La Carta di Leuca 2026, parvenue à sa onzième édition, a réuni des jeunes venus de différentes régions d’Italie, ainsi que des participants arrivés de Chypre et de Jérusalem, autour d’un désir commun : construire la paix.

Le thème choisi pour cette édition était «Méditerranée de Paix pour un monde en Paix». Un titre qui, dans une Méditerranée marquée par les guerres, les divisions et les blessures, résonne à la fois comme un défi et comme une promesse.

Un chemin de rencontre et de formation

Carta di Leuca est une expérience de rencontre, une démarche visant à rassembler des jeunes d’horizons divers afin qu’ils apprennent à se connaître, à s’écouter et à découvrir que ce qui les unit est bien plus grand que ce qui les sépare.

Les jeunes ont vécu des moments d’échange et de formation, réfléchissant aux blessures relationnelles, aux différences, à l’accueil et à la nécessité de préserver la mémoire pour bâtir un avenir différent. Ce parcours a été pensé comme un chemin où la rencontre de l’autre n’était pas un élément secondaire, mais le cœur même de l’expérience.

Le témoignage de Jérusalem et la rencontre avec Pizzaballa

La présence des jeunes de Jérusalem et de Chypre a conféré à cette rencontre une intensité toute particulière. Jérusalem n’était pas seulement un lieu mentionné dans les discours ; elle s’est incarnée à Leuca à travers les visages et les récits de ceux qui y vivent, apportant les espoirs et les blessures d’une terre où le mot paix revêt un caractère d’urgence absolue.

Au cours de ce cheminement, la présence du cardinal Pierbattista Pizzaballa, Patriarche latin de Jérusalem, a marqué les esprits. Il a rencontré les jeunes non seulement en tant que représentant de l’Église de Jérusalem, mais comme un témoin portant au quotidien la complexité et la souffrance de la Terre Sainte.

Son échange avec les jeunes a donné une portée concrète aux réflexions menées les jours précédents.

La question de la paix ne pouvait rester théorique : elle s’est incarnée face à l’expérience de celui qui vit chaque jour l’effort du dialogue et de la coexistence. C’est sans doute pourquoi cette rencontre avec Pizzaballa a constitué l’un des moments les plus forts de la Carta di Leuca.

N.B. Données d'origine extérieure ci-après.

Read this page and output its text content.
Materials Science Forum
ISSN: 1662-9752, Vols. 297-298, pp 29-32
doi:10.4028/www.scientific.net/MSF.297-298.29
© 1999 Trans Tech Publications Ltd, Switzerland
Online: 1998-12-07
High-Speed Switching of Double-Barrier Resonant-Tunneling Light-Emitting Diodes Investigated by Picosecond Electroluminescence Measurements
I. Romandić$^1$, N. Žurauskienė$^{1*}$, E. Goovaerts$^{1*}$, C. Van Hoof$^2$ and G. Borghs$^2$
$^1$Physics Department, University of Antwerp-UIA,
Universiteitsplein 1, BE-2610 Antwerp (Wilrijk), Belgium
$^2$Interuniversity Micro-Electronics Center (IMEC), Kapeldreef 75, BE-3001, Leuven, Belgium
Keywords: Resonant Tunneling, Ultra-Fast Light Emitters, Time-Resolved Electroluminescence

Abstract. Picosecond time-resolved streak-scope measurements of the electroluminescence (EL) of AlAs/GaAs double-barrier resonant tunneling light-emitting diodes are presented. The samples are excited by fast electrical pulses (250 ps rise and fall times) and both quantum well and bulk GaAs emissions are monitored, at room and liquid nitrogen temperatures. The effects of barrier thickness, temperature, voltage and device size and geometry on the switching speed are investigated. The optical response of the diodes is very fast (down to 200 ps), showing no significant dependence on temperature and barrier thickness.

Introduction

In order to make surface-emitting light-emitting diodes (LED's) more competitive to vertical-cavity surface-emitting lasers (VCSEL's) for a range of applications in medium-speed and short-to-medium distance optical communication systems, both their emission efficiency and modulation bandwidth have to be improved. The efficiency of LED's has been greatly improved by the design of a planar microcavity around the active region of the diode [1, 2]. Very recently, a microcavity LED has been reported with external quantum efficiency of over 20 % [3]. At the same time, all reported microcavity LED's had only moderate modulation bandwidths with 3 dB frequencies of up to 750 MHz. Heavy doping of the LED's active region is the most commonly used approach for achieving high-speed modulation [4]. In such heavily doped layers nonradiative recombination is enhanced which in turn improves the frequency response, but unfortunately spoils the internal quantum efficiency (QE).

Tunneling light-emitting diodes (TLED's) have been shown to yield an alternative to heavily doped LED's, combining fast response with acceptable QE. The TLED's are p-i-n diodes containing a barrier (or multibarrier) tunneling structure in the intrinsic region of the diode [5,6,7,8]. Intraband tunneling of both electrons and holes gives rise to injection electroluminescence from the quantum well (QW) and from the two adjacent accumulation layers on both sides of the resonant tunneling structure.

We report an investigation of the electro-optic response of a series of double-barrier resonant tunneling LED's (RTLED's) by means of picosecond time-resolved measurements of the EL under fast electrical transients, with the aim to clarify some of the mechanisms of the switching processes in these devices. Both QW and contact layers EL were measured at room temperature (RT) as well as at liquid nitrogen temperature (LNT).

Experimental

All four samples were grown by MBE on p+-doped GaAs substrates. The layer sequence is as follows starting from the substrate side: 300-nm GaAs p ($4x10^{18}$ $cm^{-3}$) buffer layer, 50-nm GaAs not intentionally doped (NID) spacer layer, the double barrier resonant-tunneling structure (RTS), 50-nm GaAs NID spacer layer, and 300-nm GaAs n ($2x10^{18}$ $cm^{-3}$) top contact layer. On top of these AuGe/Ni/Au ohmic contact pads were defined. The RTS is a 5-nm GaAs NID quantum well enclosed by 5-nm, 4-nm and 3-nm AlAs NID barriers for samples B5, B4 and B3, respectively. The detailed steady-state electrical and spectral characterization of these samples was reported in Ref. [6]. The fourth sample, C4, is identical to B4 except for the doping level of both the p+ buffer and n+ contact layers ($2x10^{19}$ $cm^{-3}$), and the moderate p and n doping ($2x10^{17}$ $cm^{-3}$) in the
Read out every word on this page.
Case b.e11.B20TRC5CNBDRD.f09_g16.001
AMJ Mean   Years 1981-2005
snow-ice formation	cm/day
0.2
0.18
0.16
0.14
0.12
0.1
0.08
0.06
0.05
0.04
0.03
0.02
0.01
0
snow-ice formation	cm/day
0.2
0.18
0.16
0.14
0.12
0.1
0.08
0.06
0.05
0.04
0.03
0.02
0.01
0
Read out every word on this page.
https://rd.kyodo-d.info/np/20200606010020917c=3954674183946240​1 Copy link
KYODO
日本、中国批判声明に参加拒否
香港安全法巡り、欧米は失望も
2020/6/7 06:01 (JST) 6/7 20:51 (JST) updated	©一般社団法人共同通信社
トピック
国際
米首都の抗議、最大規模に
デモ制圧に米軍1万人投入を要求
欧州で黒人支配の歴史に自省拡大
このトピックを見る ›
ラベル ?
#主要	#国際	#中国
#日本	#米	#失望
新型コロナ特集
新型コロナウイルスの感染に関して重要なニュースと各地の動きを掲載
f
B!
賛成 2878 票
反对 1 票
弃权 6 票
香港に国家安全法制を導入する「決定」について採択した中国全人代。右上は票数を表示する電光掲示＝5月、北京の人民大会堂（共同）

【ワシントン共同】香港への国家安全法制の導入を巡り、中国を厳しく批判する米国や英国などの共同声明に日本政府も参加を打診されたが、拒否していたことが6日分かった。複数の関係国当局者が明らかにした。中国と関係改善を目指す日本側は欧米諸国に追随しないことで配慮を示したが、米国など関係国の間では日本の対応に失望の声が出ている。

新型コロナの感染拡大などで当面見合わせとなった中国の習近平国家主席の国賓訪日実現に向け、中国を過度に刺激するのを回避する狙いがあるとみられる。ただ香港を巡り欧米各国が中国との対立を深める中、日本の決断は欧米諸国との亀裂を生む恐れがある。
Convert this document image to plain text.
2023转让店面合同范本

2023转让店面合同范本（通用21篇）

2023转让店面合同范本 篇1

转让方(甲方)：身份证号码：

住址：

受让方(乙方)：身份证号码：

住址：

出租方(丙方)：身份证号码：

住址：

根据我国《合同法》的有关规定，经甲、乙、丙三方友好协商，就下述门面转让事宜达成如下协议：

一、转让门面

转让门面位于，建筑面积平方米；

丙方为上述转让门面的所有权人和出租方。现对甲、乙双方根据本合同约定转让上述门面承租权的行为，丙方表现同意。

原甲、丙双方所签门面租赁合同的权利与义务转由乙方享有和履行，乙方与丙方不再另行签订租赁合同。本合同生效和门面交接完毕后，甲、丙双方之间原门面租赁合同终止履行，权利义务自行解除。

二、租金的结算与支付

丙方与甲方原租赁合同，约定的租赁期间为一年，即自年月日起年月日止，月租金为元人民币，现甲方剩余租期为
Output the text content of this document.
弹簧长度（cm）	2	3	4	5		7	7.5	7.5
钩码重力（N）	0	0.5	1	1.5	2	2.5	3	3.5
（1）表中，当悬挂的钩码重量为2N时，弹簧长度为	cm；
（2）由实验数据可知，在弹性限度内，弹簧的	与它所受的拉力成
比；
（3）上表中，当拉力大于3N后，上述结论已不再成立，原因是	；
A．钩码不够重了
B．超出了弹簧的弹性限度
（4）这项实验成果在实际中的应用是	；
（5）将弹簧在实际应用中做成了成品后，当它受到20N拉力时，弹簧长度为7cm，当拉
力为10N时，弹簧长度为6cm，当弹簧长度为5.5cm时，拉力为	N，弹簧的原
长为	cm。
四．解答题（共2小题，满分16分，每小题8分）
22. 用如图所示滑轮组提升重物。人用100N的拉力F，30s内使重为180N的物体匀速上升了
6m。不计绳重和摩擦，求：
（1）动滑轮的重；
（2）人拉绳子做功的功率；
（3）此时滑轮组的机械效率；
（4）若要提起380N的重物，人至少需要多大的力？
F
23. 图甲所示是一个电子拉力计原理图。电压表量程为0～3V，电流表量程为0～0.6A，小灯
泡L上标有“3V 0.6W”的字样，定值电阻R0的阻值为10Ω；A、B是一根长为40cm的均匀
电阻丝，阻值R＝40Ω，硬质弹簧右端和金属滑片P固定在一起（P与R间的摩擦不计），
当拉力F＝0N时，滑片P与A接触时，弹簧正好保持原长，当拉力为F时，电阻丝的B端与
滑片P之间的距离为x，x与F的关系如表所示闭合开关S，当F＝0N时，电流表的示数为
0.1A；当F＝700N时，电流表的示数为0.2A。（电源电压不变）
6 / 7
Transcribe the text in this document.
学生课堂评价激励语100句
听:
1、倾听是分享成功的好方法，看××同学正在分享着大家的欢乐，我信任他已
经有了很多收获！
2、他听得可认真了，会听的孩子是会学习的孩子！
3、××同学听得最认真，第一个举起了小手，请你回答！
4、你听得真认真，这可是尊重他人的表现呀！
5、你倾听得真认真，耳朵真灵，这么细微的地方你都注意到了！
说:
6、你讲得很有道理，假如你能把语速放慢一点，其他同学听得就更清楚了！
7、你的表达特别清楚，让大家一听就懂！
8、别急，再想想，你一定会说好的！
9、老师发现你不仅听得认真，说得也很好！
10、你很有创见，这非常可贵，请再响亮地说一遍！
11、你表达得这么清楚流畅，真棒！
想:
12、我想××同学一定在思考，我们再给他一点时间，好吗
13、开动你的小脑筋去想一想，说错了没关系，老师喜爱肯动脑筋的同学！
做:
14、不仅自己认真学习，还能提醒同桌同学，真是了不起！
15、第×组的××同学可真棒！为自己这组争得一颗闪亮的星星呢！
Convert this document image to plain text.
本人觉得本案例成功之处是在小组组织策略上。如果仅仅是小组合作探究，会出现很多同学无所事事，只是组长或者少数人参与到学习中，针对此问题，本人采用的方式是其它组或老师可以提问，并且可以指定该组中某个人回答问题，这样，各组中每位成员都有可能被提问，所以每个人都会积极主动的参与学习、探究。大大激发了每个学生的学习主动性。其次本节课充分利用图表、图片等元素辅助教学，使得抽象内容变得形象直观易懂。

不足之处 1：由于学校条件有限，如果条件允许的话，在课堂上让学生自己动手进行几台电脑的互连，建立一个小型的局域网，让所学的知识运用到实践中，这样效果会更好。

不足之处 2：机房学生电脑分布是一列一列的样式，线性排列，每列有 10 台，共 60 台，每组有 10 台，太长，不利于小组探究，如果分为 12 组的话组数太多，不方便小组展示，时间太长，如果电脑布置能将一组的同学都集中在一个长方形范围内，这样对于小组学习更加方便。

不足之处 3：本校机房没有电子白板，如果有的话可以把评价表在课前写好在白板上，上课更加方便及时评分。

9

D’Alessano à Leuca : sur les pas de don Tonino Bello

À Leuca, chaque démarche vers la paix mène inévitablement à Alessano, sur la tombe de don Tonino Bello ; son héritage traverse la Carta di Leuca comme une interpellation pour le présent. Don Tonino a enseigné à concevoir la paix comme une responsabilité qui prend racine dans les relations et dans l’accueil d’autrui.

Dans la nuit du 13 au 14 août, les jeunes ont repris la route depuis Alessano pour marcher vers Leuca. Marcher ensemble dans la nuit, après avoir débattu de la paix, prend une valeur hautement symbolique : la paix est une marche.

Elle ne s’obtient pas dans l’immobilité et ne se construit pas seul : on part ensemble.

L’expérience a trouvé son point d’orgue à l’aube du 14 août, lorsque la marche a atteint la basilique de Santa Maria di Leuca et que les jeunes ont proclamé la Carta di Leuca.

Une responsabilité pour l’avenir

«La Carta di Leuca ne se signe pas. Elle se raconte» : car raconter signifie assumer la responsabilité de ce qui a été vécu.

La Méditerranée peut être décrite comme une mer de conflits, de drames migratoires, de barrières et de peurs, mais elle peut aussi être reconnue pour ce qu’elle a toujours été : un carrefour d’échanges, de rencontres et d’enrichissement mutuel entre cultures et peuples.

La paix ne consiste pas à effacer les différences, mais à apprendre à les vivre sans ériger de murs. C’est ici que l’expérience de ces jeunes prend toute sa valeur. Durant ces journées, ils ont expérimenté concrètement ce que signifie être ensemble, partager une route et écouter une histoire différente de la leur.

La Carta di Leuca s’achève ainsi sur une question plutôt que sur une conclusion : que ferons-nous, de retour chez nous, de cette expérience ?

La réponse ne relève pas uniquement des dirigeants du monde ; la paix a besoin de la jeunesse. Elle a besoin de personnes capables de traverser les différences sans crainte et de bâtir des ponts plutôt que d’alimenter les oppositions.

C’est pourquoi la Carta di Leuca est essentielle : elle ne délivre pas seulement un message aux jeunes, elle leur confie une responsabilité. Et tandis que le soleil se lève sur la Méditerranée, ils nous rappellent que la mer peut encore être un pont. Une Méditerranée de paix pour un monde en paix.

Photo du groupe « Carta di Leuca »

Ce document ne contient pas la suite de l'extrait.